Sounds like you’re insulting our Wiki documentation?
The point is you cannot prevent recording latency (the second track being laid down late) on a consumer grade computer. You have to adjust for it afterwards.
You can perhaps make it small enough not to notice if you use the Behringer ASIO drivers and compile Audacity with ASIO support . You don’t really want to do that, do you?
Are you saying you followed Audacity Manual and the latency keeps changing, so the correction does not fix it permanently?
That’s a UCA202, but you get the idea. In order to eliminate all the delays in the system, you can’t get the headset signal from the computer. You have to get it from the Behringer or whatever you’re using for production. Note that in one case, the microphone itself provides the live production headphone mix.

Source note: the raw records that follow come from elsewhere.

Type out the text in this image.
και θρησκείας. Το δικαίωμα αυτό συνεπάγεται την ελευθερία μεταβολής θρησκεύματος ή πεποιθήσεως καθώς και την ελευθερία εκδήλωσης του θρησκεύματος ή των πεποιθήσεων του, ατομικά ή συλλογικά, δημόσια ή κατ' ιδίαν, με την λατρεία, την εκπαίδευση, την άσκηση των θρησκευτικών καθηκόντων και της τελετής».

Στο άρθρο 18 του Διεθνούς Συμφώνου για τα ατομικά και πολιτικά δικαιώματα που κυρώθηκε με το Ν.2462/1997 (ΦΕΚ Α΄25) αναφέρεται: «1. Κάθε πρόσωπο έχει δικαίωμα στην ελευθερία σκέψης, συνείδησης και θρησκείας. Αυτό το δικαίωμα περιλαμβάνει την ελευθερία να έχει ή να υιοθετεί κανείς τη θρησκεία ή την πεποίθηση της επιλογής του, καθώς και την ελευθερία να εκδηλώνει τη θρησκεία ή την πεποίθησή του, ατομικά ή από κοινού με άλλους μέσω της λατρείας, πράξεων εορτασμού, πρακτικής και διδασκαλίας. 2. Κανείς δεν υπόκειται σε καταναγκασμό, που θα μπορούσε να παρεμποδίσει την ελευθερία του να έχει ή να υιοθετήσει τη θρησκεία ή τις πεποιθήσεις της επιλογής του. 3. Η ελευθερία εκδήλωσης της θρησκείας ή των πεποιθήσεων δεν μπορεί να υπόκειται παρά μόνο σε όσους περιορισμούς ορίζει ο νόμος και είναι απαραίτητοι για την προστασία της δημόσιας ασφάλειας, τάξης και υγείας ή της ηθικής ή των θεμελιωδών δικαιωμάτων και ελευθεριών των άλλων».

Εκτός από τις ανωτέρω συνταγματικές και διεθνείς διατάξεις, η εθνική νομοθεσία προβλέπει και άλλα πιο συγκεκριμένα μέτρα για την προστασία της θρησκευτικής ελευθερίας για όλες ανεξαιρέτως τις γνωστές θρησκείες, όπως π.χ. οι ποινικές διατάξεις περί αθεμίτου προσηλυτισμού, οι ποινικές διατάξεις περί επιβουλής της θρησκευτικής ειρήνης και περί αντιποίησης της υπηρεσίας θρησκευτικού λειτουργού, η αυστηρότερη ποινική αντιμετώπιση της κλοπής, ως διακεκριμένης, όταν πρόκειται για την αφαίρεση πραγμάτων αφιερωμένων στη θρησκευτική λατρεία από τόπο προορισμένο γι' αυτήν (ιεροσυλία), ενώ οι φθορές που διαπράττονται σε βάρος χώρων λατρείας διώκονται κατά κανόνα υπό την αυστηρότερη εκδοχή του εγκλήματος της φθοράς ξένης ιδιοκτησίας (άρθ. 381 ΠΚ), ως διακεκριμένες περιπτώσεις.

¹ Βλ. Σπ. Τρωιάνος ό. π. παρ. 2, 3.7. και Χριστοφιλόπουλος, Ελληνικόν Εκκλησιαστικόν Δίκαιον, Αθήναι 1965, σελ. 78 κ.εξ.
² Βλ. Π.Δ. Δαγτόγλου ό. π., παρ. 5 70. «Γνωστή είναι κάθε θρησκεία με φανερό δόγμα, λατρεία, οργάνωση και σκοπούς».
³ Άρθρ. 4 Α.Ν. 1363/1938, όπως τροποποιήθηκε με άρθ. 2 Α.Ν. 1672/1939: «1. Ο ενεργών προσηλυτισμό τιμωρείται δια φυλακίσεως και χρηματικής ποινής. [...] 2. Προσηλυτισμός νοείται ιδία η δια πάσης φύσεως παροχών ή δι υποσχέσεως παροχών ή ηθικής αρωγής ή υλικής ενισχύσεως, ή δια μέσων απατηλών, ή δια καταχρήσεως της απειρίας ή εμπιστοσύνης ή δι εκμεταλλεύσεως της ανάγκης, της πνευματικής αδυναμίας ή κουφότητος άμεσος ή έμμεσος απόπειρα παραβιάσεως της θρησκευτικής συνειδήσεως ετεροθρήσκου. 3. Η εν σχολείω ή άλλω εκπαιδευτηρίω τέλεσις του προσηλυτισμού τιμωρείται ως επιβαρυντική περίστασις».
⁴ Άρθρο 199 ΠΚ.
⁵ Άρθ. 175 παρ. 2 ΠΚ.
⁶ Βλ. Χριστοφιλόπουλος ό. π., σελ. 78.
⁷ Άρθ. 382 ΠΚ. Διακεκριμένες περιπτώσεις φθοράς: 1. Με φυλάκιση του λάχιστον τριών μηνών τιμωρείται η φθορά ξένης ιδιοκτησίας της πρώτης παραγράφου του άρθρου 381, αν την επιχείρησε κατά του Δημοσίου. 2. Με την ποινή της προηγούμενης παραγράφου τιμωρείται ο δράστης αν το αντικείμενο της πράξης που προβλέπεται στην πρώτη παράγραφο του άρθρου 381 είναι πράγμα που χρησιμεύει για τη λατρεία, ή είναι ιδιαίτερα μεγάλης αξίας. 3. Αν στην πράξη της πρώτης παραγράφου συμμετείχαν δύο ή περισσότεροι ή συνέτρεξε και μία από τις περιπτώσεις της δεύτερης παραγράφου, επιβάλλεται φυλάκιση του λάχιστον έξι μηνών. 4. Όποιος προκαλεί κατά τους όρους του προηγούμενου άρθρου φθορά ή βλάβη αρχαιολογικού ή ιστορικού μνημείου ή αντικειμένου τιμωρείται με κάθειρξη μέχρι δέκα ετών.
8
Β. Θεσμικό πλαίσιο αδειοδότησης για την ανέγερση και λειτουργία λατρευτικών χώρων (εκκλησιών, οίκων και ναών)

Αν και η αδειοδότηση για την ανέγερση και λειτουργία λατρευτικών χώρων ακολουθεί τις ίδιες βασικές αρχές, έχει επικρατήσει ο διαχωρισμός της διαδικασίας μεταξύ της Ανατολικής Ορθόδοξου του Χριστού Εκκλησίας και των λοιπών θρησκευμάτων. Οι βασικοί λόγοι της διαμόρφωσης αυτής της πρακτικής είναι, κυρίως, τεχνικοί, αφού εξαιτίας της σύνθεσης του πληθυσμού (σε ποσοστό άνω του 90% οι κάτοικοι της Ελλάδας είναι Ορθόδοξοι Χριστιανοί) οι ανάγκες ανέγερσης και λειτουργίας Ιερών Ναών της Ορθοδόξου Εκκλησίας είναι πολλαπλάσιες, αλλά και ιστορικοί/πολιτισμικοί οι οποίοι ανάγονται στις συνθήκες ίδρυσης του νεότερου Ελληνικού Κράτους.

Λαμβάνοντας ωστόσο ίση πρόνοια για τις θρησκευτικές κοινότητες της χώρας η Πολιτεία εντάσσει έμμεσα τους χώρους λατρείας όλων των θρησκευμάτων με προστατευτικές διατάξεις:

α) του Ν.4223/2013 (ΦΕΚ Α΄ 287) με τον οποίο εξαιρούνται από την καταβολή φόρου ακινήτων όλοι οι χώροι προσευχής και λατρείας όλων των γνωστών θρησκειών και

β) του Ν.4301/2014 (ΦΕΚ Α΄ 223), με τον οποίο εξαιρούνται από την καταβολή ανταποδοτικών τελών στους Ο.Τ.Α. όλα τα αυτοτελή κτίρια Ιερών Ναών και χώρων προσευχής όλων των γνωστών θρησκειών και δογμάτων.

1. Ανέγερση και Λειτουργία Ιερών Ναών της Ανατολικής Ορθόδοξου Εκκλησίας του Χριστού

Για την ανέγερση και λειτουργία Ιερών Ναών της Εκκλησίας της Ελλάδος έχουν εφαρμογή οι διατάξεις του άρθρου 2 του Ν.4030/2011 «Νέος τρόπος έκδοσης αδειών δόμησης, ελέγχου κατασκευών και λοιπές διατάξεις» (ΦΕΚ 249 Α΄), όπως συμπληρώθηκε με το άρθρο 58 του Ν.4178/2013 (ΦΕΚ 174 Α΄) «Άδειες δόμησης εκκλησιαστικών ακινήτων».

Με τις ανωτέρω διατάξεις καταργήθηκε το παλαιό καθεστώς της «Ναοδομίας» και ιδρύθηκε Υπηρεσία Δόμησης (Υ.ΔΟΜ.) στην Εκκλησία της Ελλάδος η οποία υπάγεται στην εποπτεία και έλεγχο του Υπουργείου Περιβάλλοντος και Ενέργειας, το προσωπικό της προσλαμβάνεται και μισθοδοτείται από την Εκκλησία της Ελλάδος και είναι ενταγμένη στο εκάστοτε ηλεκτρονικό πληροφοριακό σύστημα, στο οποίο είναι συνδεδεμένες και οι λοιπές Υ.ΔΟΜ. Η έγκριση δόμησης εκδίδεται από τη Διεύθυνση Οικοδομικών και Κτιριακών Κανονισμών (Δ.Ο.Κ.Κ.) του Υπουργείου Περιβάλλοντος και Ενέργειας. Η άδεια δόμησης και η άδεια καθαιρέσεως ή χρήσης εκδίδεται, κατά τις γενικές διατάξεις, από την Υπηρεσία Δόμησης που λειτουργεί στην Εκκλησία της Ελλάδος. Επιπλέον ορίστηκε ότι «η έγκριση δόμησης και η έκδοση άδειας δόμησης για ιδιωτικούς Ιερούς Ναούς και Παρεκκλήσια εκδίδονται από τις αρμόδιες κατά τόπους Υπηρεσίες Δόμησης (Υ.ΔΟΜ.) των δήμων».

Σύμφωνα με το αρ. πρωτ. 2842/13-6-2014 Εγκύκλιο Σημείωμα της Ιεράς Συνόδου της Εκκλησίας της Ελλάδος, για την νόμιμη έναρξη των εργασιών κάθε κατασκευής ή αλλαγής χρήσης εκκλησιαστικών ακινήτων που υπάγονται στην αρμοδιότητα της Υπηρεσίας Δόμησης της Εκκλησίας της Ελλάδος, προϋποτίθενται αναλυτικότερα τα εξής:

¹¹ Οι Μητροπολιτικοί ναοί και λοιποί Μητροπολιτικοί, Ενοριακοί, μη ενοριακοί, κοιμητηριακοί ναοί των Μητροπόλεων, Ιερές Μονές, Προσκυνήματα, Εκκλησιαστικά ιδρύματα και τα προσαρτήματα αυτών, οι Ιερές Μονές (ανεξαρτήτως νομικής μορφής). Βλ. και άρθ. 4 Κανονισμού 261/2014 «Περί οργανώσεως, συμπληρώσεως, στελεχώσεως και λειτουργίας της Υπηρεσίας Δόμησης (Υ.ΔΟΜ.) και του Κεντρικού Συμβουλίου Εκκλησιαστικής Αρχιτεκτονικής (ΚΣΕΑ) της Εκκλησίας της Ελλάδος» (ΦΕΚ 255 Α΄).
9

Anything you get from the computer assuming a “normal” computer is going to be one computer late from internal processing or management. It all takes time. The illustrations in the Overdubbing tutorial are all of devices that can mix the live outgoing music with the returning USB backing track from the computer/Audacity playback for the benefit of the headphones. I call those Perfect Overdubbing because you hear in your headphones exactly what the client or customer is going to hear (given post production, filtering, etc).
Other variations are either going to be very much more complicated (Audacity does not naturally support ASIO), or missing some part of the process – typically, the ability to hear yourself in your headphones.
If you sing in perfect time to the music and your tracks still come out off-time, that can be solved with the one latency that you can change.